Edit: I'll plug my own article here - if you've wondered whether there were actual large-scale commercial products that used Intel's Optane as intended then Oracle database took good advantage of it (both the Exadata and plain database engines). One use was to have low latency durable (local) commits on Optane:

https://tanelpoder.com/posts/testing-oracles-use-of-optane-p...

VMware supports it as well, but using it as a simpler layer for tiered memory.

packetlost 5 days ago | parent | next [-]

> You probably don't want to have global shared locks and frequent atomic operations on CXL-backed shared memory (once that becomes possible in theory with CXL3.0).

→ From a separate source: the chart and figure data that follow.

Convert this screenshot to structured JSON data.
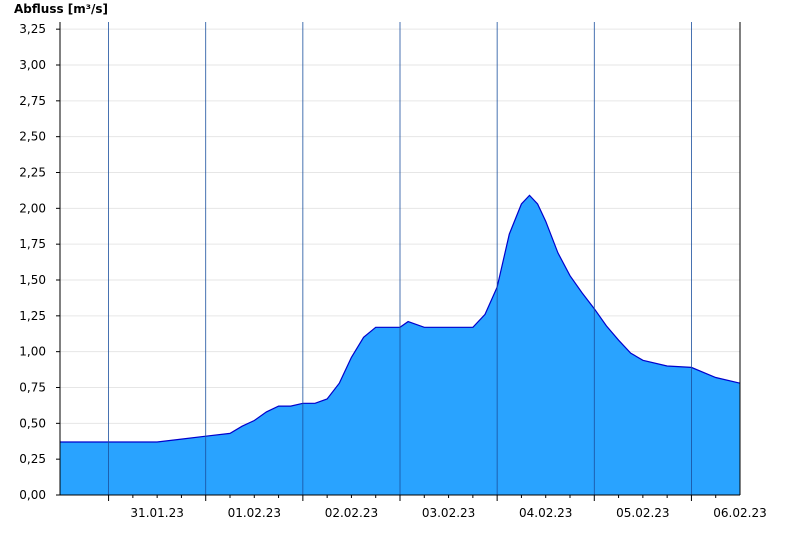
{
  "chart_data": {
    "type": "area",
    "ylabel": "Abfluss [m³/s]",
    "ylim": [
      0,
      3.3
    ],
    "yticks": [
      0,
      0.25,
      0.5,
      0.75,
      1.0,
      1.25,
      1.5,
      1.75,
      2.0,
      2.25,
      2.5,
      2.75,
      3.0,
      3.25
    ],
    "ytick_labels": [
      "0,00",
      "0,25",
      "0,50",
      "0,75",
      "1,00",
      "1,25",
      "1,50",
      "1,75",
      "2,00",
      "2,25",
      "2,50",
      "2,75",
      "3,00",
      "3,25"
    ],
    "xlim": [
      "2023-01-30T12:00",
      "2023-02-06T12:00"
    ],
    "day_labels": [
      {
        "date": "2023-01-31",
        "label": "31.01.23"
      },
      {
        "date": "2023-02-01",
        "label": "01.02.23"
      },
      {
        "date": "2023-02-02",
        "label": "02.02.23"
      },
      {
        "date": "2023-02-03",
        "label": "03.02.23"
      },
      {
        "date": "2023-02-04",
        "label": "04.02.23"
      },
      {
        "date": "2023-02-05",
        "label": "05.02.23"
      },
      {
        "date": "2023-02-06",
        "label": "06.02.23"
      }
    ],
    "grid": true,
    "colors": {
      "fill": "#29a3ff",
      "line": "#0000cc",
      "grid": "#e6e6e6",
      "axis": "#000000"
    },
    "series": [
      {
        "x": [
          "2023-01-30T12:00",
          "2023-01-31T12:00",
          "2023-01-31T18:00",
          "2023-02-01T00:00",
          "2023-02-01T06:00",
          "2023-02-01T09:00",
          "2023-02-01T12:00",
          "2023-02-01T15:00",
          "2023-02-01T18:00",
          "2023-02-01T21:00",
          "2023-02-02T00:00",
          "2023-02-02T03:00",
          "2023-02-02T06:00",
          "2023-02-02T09:00",
          "2023-02-02T12:00",
          "2023-02-02T15:00",
          "2023-02-02T18:00",
          "2023-02-02T21:00",
          "2023-02-03T00:00",
          "2023-02-03T02:00",
          "2023-02-03T06:00",
          "2023-02-03T12:00",
          "2023-02-03T18:00",
          "2023-02-03T21:00",
          "2023-02-04T00:00",
          "2023-02-04T03:00",
          "2023-02-04T06:00",
          "2023-02-04T08:00",
          "2023-02-04T10:00",
          "2023-02-04T12:00",
          "2023-02-04T15:00",
          "2023-02-04T18:00",
          "2023-02-04T21:00",
          "2023-02-05T00:00",
          "2023-02-05T03:00",
          "2023-02-05T06:00",
          "2023-02-05T09:00",
          "2023-02-05T12:00",
          "2023-02-05T18:00",
          "2023-02-06T00:00",
          "2023-02-06T06:00",
          "2023-02-06T12:00"
        ],
        "values": [
          0.37,
          0.37,
          0.39,
          0.41,
          0.43,
          0.48,
          0.52,
          0.58,
          0.62,
          0.62,
          0.64,
          0.64,
          0.67,
          0.78,
          0.96,
          1.1,
          1.17,
          1.17,
          1.17,
          1.21,
          1.17,
          1.17,
          1.17,
          1.26,
          1.45,
          1.82,
          2.03,
          2.09,
          2.03,
          1.91,
          1.69,
          1.53,
          1.41,
          1.3,
          1.18,
          1.08,
          0.99,
          0.94,
          0.9,
          0.89,
          0.82,
          0.78
        ]
      }
    ]
  }
}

I'd bet contested locks spend more time in cache than most other lines of memory so in practice a global lock might not be too bad.

tanelpoder 5 days ago | parent [-]

Yep agreed, for single-host with CXL scenarios. I wrote this comment thinking about a hypothetical future CXL3.x+ scenario with multi-host fabric coherence where one could in theory put locks and control structures that protect shared access to CXL memory pools into the same shared CXL memory (so, no need for coordination over regular network at least).

samus 4 days ago | parent | prev [-]

DBMSs have been managing storage with different access times for decades and it should be pretty easy to adapt an existing engine. Or you could use it as a gigantic swap space. No clue whether additional kernel patches would be required for that.

GordonS 5 days ago | parent | prev | next [-]

Huh, 200ns is less than I imagined; even if it is still almost 100x slower than regular RAM, it's still around 100x faster than NVMe storage.

Dylan16807 5 days ago | parent | next [-]

Regular RAM is 50-100ns.

jauntywundrkind 5 days ago | parent | prev [-]

Most cross-socket traffic is >100ns.

immibis 5 days ago | parent | prev | next [-]

What kind of motherboard, CPU, cables, switches, and end devices would I need to buy to have a CXL network?

afr0ck 5 days ago | parent | next [-]

CXL uses the PCIe physical layer, so you just need to buy hardware that understands the protocol, namely the CPU and the expansion boards. AMD Genoa (e.g. EPYC 9004) supports CXL 1.1 as well as Intel Saphire Rapids and all subsequent models do. For CXL memory expansion boards, you can get from Samsung or Marvell. I got a 128 GB model from Samsung with 25 GB/s read throughput.

wmf 5 days ago | parent | prev [-]

CXL networking is still in the R&D stage.

temp0826 4 days ago | parent | prev | next [-]

I have never had to go deep into NUMA configuration personally but couldn't it be leveraged here?

wmf 4 days ago | parent [-]

Yes, if you want your app to be aware of CXL you can configure it as a separate NUMA node.

tanelpoder 4 days ago | parent [-]

Optane memory modules also present themselves as separate (memory only) NUMA nodes. They’ve given me a chance to play with Linux tiered memory, without having to emulate the hardware for a VM

imtringued 4 days ago | parent | prev [-]

The latency concern is completely overblown because CXL has cache coherence. The moment you do a second request to the same page it will be a cache hit.

I would be more worried about memory bandwidth. You can now add so much memory to your servers that it might take minutes to do a full in-memory table scan.

justincormack 4 days ago | parent [-]

Cache lines are 64 bytes, not page size.